But because history prevents the past from “being erased by time,” it acquires another temporal quality oriented toward the future. Therefore, history takes on a judgmental and moral value, a fact fully developed with Polybius: “And yet judgments concerning either the victors or the vanquished which are based on nothing more than just the outcome of battles cannot possibly be final… In this way our contemporaries will be enabled to see clearly whether the rule of Rome is something to be welcomed or to be avoided at all costs, and future generations to judge whether they should praise and admire or condemn it” (III.4).

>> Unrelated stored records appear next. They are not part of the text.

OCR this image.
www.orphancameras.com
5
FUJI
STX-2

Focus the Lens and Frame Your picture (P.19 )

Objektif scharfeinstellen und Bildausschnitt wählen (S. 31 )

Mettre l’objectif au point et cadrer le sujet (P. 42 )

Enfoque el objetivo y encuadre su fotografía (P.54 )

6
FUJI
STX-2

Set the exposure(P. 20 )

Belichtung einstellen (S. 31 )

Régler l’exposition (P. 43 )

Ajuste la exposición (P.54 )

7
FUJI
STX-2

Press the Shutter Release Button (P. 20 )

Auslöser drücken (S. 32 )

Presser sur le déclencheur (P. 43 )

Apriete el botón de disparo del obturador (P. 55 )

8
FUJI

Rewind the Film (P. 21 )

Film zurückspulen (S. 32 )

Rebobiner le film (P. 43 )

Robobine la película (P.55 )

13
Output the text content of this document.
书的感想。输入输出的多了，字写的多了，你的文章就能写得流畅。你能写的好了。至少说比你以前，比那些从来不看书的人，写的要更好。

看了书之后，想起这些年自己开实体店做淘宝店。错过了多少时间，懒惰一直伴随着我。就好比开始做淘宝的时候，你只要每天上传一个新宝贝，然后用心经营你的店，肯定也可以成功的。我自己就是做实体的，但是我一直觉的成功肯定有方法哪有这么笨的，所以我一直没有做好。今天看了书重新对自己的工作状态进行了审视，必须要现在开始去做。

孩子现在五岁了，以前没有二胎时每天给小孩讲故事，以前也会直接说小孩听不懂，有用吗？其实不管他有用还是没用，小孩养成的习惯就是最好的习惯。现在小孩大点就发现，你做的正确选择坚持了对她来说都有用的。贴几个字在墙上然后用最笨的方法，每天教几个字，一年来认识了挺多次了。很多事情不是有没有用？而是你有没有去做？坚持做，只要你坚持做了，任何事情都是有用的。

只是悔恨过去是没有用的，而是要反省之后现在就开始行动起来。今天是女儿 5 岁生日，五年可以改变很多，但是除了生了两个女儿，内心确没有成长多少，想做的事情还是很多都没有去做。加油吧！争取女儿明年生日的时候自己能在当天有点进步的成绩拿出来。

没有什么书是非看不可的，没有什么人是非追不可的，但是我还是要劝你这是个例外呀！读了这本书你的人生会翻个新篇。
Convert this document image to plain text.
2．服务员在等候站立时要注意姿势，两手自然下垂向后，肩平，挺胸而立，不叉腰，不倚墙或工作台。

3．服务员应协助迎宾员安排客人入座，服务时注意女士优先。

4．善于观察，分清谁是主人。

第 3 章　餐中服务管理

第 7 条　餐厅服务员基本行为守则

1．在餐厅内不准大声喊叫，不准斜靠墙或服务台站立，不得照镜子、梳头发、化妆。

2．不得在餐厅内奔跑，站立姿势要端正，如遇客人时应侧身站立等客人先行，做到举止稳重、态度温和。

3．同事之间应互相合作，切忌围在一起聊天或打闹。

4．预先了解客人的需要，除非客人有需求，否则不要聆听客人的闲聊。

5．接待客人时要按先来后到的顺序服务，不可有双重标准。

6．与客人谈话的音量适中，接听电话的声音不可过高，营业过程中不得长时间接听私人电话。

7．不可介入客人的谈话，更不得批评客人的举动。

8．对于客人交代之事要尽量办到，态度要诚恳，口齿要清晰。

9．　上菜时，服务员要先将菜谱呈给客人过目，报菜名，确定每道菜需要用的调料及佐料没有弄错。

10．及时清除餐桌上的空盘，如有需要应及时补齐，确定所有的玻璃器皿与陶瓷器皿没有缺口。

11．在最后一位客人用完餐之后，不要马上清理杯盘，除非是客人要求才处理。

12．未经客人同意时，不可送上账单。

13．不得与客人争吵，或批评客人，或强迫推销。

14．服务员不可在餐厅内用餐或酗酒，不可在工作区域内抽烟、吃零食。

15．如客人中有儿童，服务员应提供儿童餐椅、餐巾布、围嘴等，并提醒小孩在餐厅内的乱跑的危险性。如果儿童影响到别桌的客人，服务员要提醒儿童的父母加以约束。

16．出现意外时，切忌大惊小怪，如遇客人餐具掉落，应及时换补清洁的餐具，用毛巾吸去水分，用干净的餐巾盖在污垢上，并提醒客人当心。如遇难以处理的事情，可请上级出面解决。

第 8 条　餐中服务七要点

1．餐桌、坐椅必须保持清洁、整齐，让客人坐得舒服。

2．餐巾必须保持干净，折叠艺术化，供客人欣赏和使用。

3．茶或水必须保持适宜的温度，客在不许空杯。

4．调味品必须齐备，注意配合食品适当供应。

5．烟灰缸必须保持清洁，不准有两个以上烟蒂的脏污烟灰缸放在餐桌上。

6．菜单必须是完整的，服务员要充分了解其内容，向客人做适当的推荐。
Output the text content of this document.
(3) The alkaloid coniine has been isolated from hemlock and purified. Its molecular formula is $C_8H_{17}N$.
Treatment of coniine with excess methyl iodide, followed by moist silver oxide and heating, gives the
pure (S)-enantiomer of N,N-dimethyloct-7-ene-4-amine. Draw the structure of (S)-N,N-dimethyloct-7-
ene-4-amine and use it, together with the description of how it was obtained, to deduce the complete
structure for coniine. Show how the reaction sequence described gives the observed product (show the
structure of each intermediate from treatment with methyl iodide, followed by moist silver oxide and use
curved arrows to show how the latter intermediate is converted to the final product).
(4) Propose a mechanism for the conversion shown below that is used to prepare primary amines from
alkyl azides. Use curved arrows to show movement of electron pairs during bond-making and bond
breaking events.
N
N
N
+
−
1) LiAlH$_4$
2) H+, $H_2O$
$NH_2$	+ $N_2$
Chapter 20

All these basic elements would determine the future course of historical literature, and it would continue as such up until the 15th century after the fall of Constantinople. One has a sense of continuity in such later historians as Psellos or Anna Comnena who, for example, introduces her Alexiad with the very same goal in mind: “But the tale of history forms a very strong bulwark against the stream of time, and to some extent checks its irresistible flow, and, of all things done in it, as many as history has taken over, it secures and binds together, and does not allow them to slip away into the abyss of oblivion.”

In fact, almost every period in Mediterranean history since Herodotus has had its historian, Greek or Roman, and if one includes the Byzantine historians until after 1453, one will have an almost uninterrupted history spanning about two millenia–even if other elements have been added to it in later times, this is a quality that proves the impact and importance of the historical search to our civilization.